Now, our team is alive and well in our last outreach destination in Asia: Cambodia. Our first week is being spent in the capital, Phnom Penh, and our final weeks will be within Battambang. So far, so good. I'd like to share something from our last week though in Thailand. You see, we went to a refugee camp. I’m in no sense suitable to write and inform about what life is like in this camp. I’m no historian, and the small pieces of information I know about refugees and migrants has been gathered over the last few months. I’m learning though, alongside my teammates, about the effects displacement has on an individual, on their future, on people-groups and, consequently, on countries. To not write about some of the things we’ve been shown on our travels feels like I’m silencing something that could do with being spoken about. And so, again I’ll begin… 1 - Mountainside Rooftops

We went to a refugee camp. I’ve never been to a camp before, nor had I cared to adjust my clique expectation that all camps are dusty tents clustered together as far as the eye can see. Not Mae La. On the Thai/Myanmar border north of Mae Sot/’Little Burma’ is Mae La, the largest of seven border refugee camps, stretching 3km long. It is the home of around 50,000 refugees, over 90% of whom are Karen, one of Myanmar’s largest ethnic minorities. The Karen people, like other ethnic groups of Myanmar, have endured decades of civil war and attack from the military of their own country. In what some refer to ethnic cleansing or genocide, we have heard stories of Karen people having their villages raided by soldiers, land mines being implanted, livestock being shot, war crimes such as rape and Karen people being confiscated by the Myanmar army to work as soldier’s porters or to walk before them in land mine zones. For some it was as simple as this: to keep their life meant to leave their country. This is where Mae La comes in. Mae La is beautiful. Closely packed wooden huts huddle and cling to rolling jungle hills and a striking cliff face. Mud paths weave their way through the crowded settlements as barbed wire frames Mae La into its boundaries. The refugees within Mae La hold UN refugee status and are permitted to live in Thailand only within the camp. Whilst security hasn’t always been as strict as it is now regarding entering and leaving the camp, refugees who choose to leave Mae La to live or work elsewhere face the constant threat of being caught by police officials. The consequence of such an instance can vary from paying a small or large bribery fee, being put in prison or being deported back to Myanmar. Though there is official and basic care provided for the refugees in Mae La camp, in terms of food and education, there is an overriding sense of hopelessness and boredom within the confined communities from being stuck in one place.

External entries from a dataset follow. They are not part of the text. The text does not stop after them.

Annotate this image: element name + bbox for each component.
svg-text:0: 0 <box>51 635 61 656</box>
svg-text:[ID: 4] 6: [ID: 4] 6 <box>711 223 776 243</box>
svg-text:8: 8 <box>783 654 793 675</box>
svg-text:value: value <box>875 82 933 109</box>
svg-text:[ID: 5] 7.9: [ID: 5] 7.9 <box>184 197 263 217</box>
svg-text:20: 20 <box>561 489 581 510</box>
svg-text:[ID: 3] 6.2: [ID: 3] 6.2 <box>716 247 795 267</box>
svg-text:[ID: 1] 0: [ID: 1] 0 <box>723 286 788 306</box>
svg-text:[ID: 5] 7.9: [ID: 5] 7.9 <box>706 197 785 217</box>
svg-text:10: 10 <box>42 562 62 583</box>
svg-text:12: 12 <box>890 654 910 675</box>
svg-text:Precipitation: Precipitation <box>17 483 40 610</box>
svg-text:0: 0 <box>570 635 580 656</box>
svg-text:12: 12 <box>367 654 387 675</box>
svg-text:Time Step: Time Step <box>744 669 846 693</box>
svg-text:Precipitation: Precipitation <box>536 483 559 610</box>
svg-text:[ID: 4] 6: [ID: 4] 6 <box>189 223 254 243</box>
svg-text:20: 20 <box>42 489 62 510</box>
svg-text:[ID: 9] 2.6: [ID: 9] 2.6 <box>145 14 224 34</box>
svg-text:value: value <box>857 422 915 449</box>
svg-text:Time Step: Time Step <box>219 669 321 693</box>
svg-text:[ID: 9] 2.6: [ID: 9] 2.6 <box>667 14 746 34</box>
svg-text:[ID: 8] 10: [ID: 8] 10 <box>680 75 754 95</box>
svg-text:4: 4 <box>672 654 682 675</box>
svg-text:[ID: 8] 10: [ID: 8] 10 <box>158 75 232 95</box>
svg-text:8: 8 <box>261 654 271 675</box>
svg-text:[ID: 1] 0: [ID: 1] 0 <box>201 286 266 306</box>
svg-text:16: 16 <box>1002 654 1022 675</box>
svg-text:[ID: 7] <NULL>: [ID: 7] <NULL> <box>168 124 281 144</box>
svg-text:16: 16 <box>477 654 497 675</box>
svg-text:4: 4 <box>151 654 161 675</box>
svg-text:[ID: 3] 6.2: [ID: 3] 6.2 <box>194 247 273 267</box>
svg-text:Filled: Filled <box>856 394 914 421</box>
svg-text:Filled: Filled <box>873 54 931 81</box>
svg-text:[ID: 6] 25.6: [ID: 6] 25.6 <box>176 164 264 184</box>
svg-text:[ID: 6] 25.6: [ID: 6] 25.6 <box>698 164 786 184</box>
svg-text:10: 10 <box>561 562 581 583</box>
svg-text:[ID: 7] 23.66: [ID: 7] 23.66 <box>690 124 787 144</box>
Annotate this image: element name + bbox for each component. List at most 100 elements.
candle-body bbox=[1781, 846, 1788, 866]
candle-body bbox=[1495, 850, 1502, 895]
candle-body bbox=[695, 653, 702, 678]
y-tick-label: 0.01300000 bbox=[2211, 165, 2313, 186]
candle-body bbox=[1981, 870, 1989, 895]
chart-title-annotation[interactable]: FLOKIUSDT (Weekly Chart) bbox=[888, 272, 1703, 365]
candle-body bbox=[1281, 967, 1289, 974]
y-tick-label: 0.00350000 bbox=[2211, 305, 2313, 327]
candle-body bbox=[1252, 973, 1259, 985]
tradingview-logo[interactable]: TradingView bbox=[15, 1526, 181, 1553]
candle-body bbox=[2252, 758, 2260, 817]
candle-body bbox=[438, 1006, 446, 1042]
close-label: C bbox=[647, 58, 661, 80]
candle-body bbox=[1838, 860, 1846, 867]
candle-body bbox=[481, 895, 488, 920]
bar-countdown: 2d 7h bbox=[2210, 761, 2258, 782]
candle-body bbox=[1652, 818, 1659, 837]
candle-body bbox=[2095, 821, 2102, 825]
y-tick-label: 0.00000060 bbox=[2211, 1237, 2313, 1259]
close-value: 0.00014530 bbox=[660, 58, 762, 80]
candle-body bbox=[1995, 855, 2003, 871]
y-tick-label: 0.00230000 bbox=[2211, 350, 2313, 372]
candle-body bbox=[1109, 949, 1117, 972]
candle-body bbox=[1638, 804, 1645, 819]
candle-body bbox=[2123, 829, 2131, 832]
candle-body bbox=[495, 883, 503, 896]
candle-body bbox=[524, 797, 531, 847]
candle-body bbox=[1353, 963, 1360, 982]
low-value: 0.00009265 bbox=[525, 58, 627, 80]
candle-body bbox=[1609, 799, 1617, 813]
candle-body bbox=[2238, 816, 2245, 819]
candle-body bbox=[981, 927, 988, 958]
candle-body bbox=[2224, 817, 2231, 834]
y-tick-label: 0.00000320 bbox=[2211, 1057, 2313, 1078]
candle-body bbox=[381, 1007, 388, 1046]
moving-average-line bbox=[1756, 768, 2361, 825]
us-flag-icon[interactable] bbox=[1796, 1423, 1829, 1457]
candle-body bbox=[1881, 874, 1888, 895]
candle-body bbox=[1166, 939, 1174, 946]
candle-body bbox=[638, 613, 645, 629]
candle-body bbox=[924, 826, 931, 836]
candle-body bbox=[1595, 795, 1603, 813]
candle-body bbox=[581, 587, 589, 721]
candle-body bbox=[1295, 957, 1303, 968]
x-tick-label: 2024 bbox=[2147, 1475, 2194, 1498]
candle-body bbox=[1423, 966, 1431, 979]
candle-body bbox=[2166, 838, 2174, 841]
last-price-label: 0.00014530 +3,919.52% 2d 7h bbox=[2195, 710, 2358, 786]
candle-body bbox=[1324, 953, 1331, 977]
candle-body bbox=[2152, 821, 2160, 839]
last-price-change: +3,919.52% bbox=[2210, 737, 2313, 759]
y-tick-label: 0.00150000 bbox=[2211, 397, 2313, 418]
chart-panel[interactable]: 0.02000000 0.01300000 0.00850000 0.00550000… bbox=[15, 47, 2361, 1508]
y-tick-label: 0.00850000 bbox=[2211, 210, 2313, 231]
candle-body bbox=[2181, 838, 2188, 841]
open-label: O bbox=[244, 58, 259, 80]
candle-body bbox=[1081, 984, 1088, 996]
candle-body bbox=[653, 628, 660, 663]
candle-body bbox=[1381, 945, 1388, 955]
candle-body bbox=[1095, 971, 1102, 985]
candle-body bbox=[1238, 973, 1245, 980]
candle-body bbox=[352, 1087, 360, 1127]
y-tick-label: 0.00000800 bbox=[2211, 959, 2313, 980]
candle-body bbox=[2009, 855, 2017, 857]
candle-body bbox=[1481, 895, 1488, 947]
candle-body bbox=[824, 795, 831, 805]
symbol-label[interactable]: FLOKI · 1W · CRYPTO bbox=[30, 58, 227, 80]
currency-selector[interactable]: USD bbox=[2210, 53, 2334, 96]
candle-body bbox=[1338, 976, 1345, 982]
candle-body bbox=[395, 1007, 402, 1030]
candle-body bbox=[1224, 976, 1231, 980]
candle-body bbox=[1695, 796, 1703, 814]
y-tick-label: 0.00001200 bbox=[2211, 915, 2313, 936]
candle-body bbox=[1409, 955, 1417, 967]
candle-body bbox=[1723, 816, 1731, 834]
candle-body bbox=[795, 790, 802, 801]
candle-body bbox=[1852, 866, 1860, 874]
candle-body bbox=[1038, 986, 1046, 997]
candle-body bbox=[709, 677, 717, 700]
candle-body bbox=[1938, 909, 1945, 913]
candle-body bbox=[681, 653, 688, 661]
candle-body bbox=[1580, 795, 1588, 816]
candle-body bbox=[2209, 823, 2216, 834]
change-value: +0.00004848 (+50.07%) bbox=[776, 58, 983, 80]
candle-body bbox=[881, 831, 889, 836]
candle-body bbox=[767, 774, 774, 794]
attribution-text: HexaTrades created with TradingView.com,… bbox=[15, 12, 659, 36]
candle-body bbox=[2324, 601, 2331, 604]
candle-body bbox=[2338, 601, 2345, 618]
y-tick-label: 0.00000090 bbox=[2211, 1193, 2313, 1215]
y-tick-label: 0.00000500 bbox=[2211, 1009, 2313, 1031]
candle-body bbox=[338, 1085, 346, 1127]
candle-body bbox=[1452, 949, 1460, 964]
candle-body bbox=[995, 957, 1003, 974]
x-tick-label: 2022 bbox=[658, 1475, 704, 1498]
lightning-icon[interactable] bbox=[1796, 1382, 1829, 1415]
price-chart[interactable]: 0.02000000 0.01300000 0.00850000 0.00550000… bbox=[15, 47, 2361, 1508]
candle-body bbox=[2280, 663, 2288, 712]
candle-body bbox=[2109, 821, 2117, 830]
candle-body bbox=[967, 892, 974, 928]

7 - Girl Starring Behind Barbed Wire

A Mae Sot NGO worker shared insight with us on the contrasting experiences of Myanmar’s official refugees and its illegal migrants, both living within Thailand. Whereas Mae La receives official care and food rations, the migrant communities (living outside of refugee camps) have to fend for themselves and make an effort to survive. The people of Mae La generally lack the drive and incentive to grow in what they’re doing because there isn’t an outlet for being industrious. We were told that between the refugee children in Mae La and migrant children in Mae Sot there are differences in perspectives on life, one has been given more and one has been given less, but in both cases there is poverty. Whilst there is hopelessness in Mae La, there is fear and direct conflict in some of the less protected migrant communities. In both cases you have people where they aren’t supposed to be, people who are displaced. One has a piece of paper saying, ‘I’m allowed to live in this area surrounded by bamboo and a barbed wire fence’, and another lives hoping on a daily basis that they won’t be arrested or taken advantage of.

5 - Barbed Wire Washing Line

In hearing from refugees and ministries that work alongside the Burmese people, it is clear that the fragile and volatile state of Myanmar makes the country impossible for many to live in. The sad component of the stories we hear is that life on the Thai side of the border bears its own share of injustice, threat and fear. Some of the realities for migrants who illegally enter Thailand are: hard, gruelling and dangerous labour for little pay, succumbing to corruption and bribery if caught by police officials, no access to education or healthcare and no freedom to travel outside of Thailand. Despite the hardship of life as a Burmese migrant or refugee in Thailand, every person I’ve asked has shared that they don’t regret coming; they don’t doubt the necessity of the decision that they made.